What do you mean by "edgy opinions"? His takedown of Skinner, or perhaps that he for a while refused to pay taxes as a protest against war?
I'm not sure of the timeline but I'd guess he got to start the linguistics department at MIT because he was already The Linguist in english and computational/mathematical linguistics methodology. That position alone makes it reasonable to bring him to the BBC to talk about language.
Chomsky published his political analyses in parallel with and as early as his career as the most influential and important general linguist of the 20th Century, but they caught on much later than his work in linguistics. He was already a famous syntactician when he got on people's radar for his political views, and he was frequently interviewed as a linguist for his views on how general language facilities are built into our brain long before he was interviewed on politics.
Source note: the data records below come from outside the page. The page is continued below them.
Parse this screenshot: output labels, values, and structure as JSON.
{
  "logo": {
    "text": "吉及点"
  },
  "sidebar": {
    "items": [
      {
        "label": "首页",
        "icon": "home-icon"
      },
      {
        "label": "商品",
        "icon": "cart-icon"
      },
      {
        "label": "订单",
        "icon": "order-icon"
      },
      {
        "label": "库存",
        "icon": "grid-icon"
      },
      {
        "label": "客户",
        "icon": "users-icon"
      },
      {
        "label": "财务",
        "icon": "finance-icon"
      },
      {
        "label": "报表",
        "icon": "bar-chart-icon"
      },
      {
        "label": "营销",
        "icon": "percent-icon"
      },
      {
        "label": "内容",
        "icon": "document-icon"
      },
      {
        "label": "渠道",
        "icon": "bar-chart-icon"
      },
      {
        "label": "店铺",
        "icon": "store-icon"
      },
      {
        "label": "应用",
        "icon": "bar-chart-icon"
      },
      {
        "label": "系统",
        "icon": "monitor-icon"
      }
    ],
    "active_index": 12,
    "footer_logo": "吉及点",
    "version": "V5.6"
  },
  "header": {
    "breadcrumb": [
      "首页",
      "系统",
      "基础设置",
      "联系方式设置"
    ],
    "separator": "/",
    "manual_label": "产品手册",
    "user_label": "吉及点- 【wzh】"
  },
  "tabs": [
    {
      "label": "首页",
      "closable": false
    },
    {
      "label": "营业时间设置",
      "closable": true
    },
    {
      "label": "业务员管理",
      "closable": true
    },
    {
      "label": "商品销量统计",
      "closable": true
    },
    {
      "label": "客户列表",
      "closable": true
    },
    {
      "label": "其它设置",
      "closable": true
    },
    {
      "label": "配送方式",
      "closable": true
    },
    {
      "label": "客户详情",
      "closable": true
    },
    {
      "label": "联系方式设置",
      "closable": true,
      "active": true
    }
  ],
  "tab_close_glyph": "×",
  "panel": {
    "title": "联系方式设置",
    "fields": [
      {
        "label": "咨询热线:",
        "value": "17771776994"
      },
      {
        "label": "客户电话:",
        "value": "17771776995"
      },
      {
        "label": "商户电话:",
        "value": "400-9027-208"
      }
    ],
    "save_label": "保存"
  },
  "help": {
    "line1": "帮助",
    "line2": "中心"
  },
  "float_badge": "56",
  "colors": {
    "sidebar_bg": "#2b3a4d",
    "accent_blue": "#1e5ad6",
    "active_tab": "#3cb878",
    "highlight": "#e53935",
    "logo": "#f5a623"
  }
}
Chomsky has always taken the anti-American side on any conflict America has been involved in. That is why he's "edgy". He's an American living in America always blaming America for everything.
I mean, its because for the last 80 years America has been the belligerent aggressive party in every conflict. Are you going to bat for Iraq? Vietnam? Korea?
yeah I purposely picked a sample size to include the modern order established after ww2 because its largely so different than what came before it and includes basically all of chomsky's lifespan.
if you think that Chomsky's opinions are the popular/trendy opinions of the US as a whole then might I suggest you do a bit more research.
US pessimism might be on the rise -- but almost never about foreign policy. Almost always about tax-rates/individual liberties/opportunities/children . things that affect people here and now, not the people from distant lands with ways unlike our own.
Maybe we're discussing different things, but endless Americans talk about failed foreign policy, how this and that was a mistake, how even if the US gets attacked in some way, it's somehow always the US's fault.
I'm not sure of the timeline but I'd guess he got to start the linguistics department at MIT because he was already The Linguist in english and computational/mathematical linguistics methodology. That position alone makes it reasonable to bring him to the BBC to talk about language.